A big step in elderly vaccination

While being interviewed on telephone, Dr. Anthony Cunningham from the Westmead Institute for Medical Research in Australia said that “It’s a real step forward for vaccination for elderly patients.” He is also a lead author of the study.
As one gains more age, the efficacy of Zostavax reduces. For adults aged more than 79 years, it drops to 18 percent compared to 70 percent for people aged below 50. A study done by Kaiser Permanente concluded that this was 69 percent effective for patients aged 60 and over but only 4.2 percent of them continued to enjoy protection 7 years down the line. That thus requires the CPR healthcare provider to be somewhat more vigilant.
But according to this research conducted on 13,900 volunteers, no such decline was found in GSK’s vaccine.
The department of infectious disease at the Cleveland Clinic vice chairwoman, Dr. Susan Rehm, said that even though the study followed up for only four years, the subsequent years still indicated very little decline after the vaccination. Susan was not involved in the study.
The previous report by GSK was that patients aged 69 and above still enjoyed a 90 percent protection.
Dr. Marie Griffin of Vanderbilt University Medical Center and Dr. Kathleen Neuzil of the University Of Maryland School Of Medicine wrote in a Journal editorial in which they said that the effectiveness was maintained all throughout the trial period. The working of this among people in their 70’s, 80’s and 90’s is recommendable. In addition, it was able to block residual pain resulting from shingles in 89% of the patients.
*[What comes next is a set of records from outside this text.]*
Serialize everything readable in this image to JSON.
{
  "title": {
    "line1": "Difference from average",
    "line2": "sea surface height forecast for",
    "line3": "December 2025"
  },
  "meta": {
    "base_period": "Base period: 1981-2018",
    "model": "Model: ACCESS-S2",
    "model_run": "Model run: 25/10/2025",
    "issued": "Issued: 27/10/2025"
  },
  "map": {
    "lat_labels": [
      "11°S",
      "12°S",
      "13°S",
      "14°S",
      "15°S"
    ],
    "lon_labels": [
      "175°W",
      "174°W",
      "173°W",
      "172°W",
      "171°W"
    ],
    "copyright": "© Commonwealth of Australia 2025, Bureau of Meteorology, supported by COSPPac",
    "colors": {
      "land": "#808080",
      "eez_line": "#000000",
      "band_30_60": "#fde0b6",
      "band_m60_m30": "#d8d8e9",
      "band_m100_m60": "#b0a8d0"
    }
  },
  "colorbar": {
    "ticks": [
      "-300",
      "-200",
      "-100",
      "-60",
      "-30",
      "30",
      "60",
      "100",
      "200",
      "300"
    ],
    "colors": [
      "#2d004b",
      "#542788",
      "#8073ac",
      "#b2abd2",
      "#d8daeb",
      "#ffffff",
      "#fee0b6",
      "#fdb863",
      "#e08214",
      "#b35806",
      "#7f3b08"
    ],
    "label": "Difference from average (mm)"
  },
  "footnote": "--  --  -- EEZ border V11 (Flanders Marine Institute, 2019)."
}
What causes the elderly more vulnerable?

As one grows older, the risk of shingles – which is triggered by reactivation of the chicken pox viruses – also becomes more frequent. The United States records on a yearly basis about 1 million cases of shingles. That is according to reports from the Centers for Disease Control and Prevention.
Analysts predict that by 2021, Shingrix sales will have risen to about $1.2 billion globally. The vaccine has a component of U.S. biotech Agenus Inc but lacks any live virus.